How does a Debenture work?

A debenture is a legal document that provides loan security to the lender. The document lays down the terms and conditions of a loan and provides clarity and protection to lenders if the borrowing company becomes insolvent.

Hence, attaching a floating charge to the debenture offers further benefits. It will enable the holder to rank above unsecured creditors when it comes to repayment.

Meanwhile, the floating charges will provide specific advantages for the board of directors, who receive a degree of protection when lending money from personal funds. It is common for directors of companies to invest money in their firm.

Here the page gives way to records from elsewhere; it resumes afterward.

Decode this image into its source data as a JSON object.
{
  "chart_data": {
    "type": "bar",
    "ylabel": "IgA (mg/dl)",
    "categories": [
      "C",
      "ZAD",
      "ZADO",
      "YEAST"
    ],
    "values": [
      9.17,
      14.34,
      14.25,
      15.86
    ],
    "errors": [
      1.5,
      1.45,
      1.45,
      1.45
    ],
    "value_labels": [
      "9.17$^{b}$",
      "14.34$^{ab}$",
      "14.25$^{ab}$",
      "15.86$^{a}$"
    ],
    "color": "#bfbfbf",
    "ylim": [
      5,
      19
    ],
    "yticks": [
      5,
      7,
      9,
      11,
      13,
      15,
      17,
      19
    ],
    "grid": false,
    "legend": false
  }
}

The loan terms in the debenture will give benefit to the firm from a flexible form of security if their company enters insolvency and is unable to bounce back to profitability.

Types of debenture charge

There are two types of debenture charge. Lenders will tend to seek one or both of the following.

Fixed Charge

A lender ensures it is the first creditor to recover outstanding credit if a borrower has a credit default. In essence, the cost will grant the lender the possession and ownership of a borrower’s asset if non-payment happens. A common form of fixed charge that can go against the property.

Other than covering the freehold or leasehold of a property, the fixed charge can also include building, trade fixtures, manufacturing plant and machinery, and motor vehicles. Furthermore, the borrower would not be able to sell the asset without the lender’s permission. The profit would go to the lender or purchasing a new asset. The lender will then place the new asset to a fixed charge.

Floating charge

A floating charge can be committed to all the company’s assets, or specific assets, such as stocks, raw materials, debtors, vehicles, fixtures and fittings, cash, and even intellectual property.

When the lender enforces the debenture in a credit default situation, the floating charge ‘crystallizes’ and effectively becomes a fixed charge. If this happens, the borrower will no longer

be able to negotiate with the assets in question, not unless the lender will open for a discussion.

The floating charge and how it works?

The floating charge is like a fixed charge. However, instead of using fixed assets, it uses a group of assets. The business can sell assets with a floating charge.

A fixed charge is mostly clocking the borrower from selling the assets without repaying the lender or following their agreement. While a floating charge is not held against specific assets, instead, help against over group of assets or the total assets of the company.

There are various assets where to consider a floating charge. The following assets may include:

  • Raw materials
  • Stock
  • Part-built products
  • Cash

Why “crystalizing” happen?

“Crystalizing happens to a floating charge by the time the business is going insolvent.

To illustrate, when the business at the start of the agreement is not yet experiencing insolvency, the floating charge is applied to groups of assets. However, if the company is in bad condition and liquidation happens, the floating charge will apply to specific assets. That is why it is called a crystalized.

The fluid nature of a floating charge has no restrictions on the use of these assets when the company is solvent. However, when the business enters insolvency, it is when the lender able to take action to recover their money.

The floating charge holders can appoint their own choice of the administrator. Alternatively, in some cases, an administrative receiver once the charge crystallizes. However, when a fixed charge and a floating charge are existing over the same asset, then the fixed charge takes priority in repayment.

Are Multiple Debentures possible?

The answer is yes, it is possible for a lender or lenders to have multiple debentures on the same creditor. These can be multiple fixed debentures against different specific assets, multiple floating debentures, or a mix of both. When the first lending firm places a debenture on the company, they would require consent if a second lender will add another debenture.

If a borrower has multiple lenders with debentures that will go against the latter’s assets, an agreement between lenders to set the priority of payments to receive, usually, lenders will come to sign a documented agreement and the borrower such as Deed of Priority.

Debenture as loan security – in conclusion

A debenture is a necessary evil of raising money to run the business. Some lenders will not lend money that is above a certain amount without a debenture. Therefore, regardless of how much you’re looking to borrow, you should be prepared to offer up your assets as security.

If you are not a risk-taker and putting your company’s assets on the line, an unsecured loan may be a better option.